Search Overview

Jetspeed-2 provides an integration with the popular Apache Lucene, a high-performance, full-featured text search engine library written entirely in Java; a technology suitable for nearly any application that requires full-text search, especially cross-platform..

SearchEngine Overview

Jetspeed-2 provides a SearchEngine component configured as a spring component. The SearchEngine component is configured in WEB-INF/assembly/search.xml. The default implementation based on the embedded Lucene search engine must specify the location of the search index file, the name of the analyzer class (if null the default analyzer StandardAnalyzer is used), whether to optimize after update and the HandlerFactory:

    <bean id="org.apache.jetspeed.search.SearchEngine"
  	  class="org.apache.jetspeed.search.lucene.SearchEngineImpl">
  	  <constructor-arg index="0"><value>${applicationRoot}/WEB-INF/search_index</value></constructor-arg>
  	  <constructor-arg index="1"><null /></constructor-arg>
  	  <constructor-arg type="boolean"><valu>true</value></constructor-arg>
  	  <constructor-arg><ref bean="org.apache.jetspeed.search.HandlerFactory"/></constructor-arg>
    </bean>

The HandlerFactory provides the SearchEngine with a list of ObjectHandler that will handle the various document types supported by Jetspeed-2 for search. By default, Jetspeed-2 supports portlet instances and portlet definitions as searchable entities. When portlets are registered to the portal, searchEngine.add(pa) and searchEngine.add(pa.getPortletDefinitions()) are invoked. This action updates the Jetspeed-2 search index. For more information on how portlets are registered to the search engine, see org.apache.jetspeed.tools.pamanager.PortletApplicationManager.

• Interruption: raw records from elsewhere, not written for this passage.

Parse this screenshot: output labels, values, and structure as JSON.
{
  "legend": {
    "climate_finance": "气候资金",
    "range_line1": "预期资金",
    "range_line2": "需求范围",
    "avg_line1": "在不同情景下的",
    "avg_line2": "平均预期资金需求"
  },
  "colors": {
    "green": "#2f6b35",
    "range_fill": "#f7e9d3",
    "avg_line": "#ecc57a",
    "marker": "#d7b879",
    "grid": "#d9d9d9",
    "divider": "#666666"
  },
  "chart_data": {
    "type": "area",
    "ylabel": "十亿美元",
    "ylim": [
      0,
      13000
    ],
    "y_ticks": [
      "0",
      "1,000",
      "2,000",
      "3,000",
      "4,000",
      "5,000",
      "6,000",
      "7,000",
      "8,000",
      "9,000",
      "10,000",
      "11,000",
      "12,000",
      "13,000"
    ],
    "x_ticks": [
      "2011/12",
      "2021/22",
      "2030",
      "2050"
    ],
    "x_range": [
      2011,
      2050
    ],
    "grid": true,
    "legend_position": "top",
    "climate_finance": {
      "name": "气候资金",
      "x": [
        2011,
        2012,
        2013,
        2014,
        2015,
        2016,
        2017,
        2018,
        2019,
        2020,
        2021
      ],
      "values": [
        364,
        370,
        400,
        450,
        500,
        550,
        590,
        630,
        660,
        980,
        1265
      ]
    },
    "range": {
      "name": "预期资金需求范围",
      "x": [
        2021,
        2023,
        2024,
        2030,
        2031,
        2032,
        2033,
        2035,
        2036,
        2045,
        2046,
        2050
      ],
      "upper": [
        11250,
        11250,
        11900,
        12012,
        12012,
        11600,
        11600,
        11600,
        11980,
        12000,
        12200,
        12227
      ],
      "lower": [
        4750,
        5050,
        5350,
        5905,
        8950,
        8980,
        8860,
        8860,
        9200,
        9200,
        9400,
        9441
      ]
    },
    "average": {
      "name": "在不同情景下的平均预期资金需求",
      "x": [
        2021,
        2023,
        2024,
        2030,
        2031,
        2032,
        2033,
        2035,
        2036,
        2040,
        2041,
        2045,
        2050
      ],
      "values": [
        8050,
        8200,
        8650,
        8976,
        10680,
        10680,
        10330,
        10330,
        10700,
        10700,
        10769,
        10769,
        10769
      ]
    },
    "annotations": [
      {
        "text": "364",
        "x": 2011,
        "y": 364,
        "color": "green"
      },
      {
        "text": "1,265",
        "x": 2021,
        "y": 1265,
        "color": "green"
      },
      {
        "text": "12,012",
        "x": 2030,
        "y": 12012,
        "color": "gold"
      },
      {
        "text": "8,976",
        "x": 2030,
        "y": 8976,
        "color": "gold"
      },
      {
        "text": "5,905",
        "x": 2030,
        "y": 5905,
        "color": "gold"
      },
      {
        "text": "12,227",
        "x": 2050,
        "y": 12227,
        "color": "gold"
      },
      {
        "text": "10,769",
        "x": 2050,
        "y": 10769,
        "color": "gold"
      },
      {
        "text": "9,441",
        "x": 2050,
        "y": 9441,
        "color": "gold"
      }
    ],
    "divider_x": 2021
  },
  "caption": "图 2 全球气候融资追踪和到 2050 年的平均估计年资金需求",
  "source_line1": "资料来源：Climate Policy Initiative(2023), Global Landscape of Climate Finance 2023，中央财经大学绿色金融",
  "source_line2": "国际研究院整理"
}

Document Handlers Overview

Document Handlers are responsible for the parsing of a specific document type in order to index the relevant document fields.

Jetspeed-2 provides 2 document handlers implementations responsible for parsing parsing the documents supported by Jetspeed-2 as org.apache.jetspeed.search.ParsedObject. The ParsedObject specify the list of fields and documents supported by Jetspeed-2 that can then be added to org.apache.lucene.document.Document and written to the index through indexWriter.addDocument(doc) operation of the IndexWriter.

By default, Jetspeed-2 can index portlet applications and portlet definitions respectively through the PortletApplicationHandler and PortletDefinitionHandler.

An Extensible Framework

As most components in Jetspeed-2, the search engine can easily be extended to support addional document types.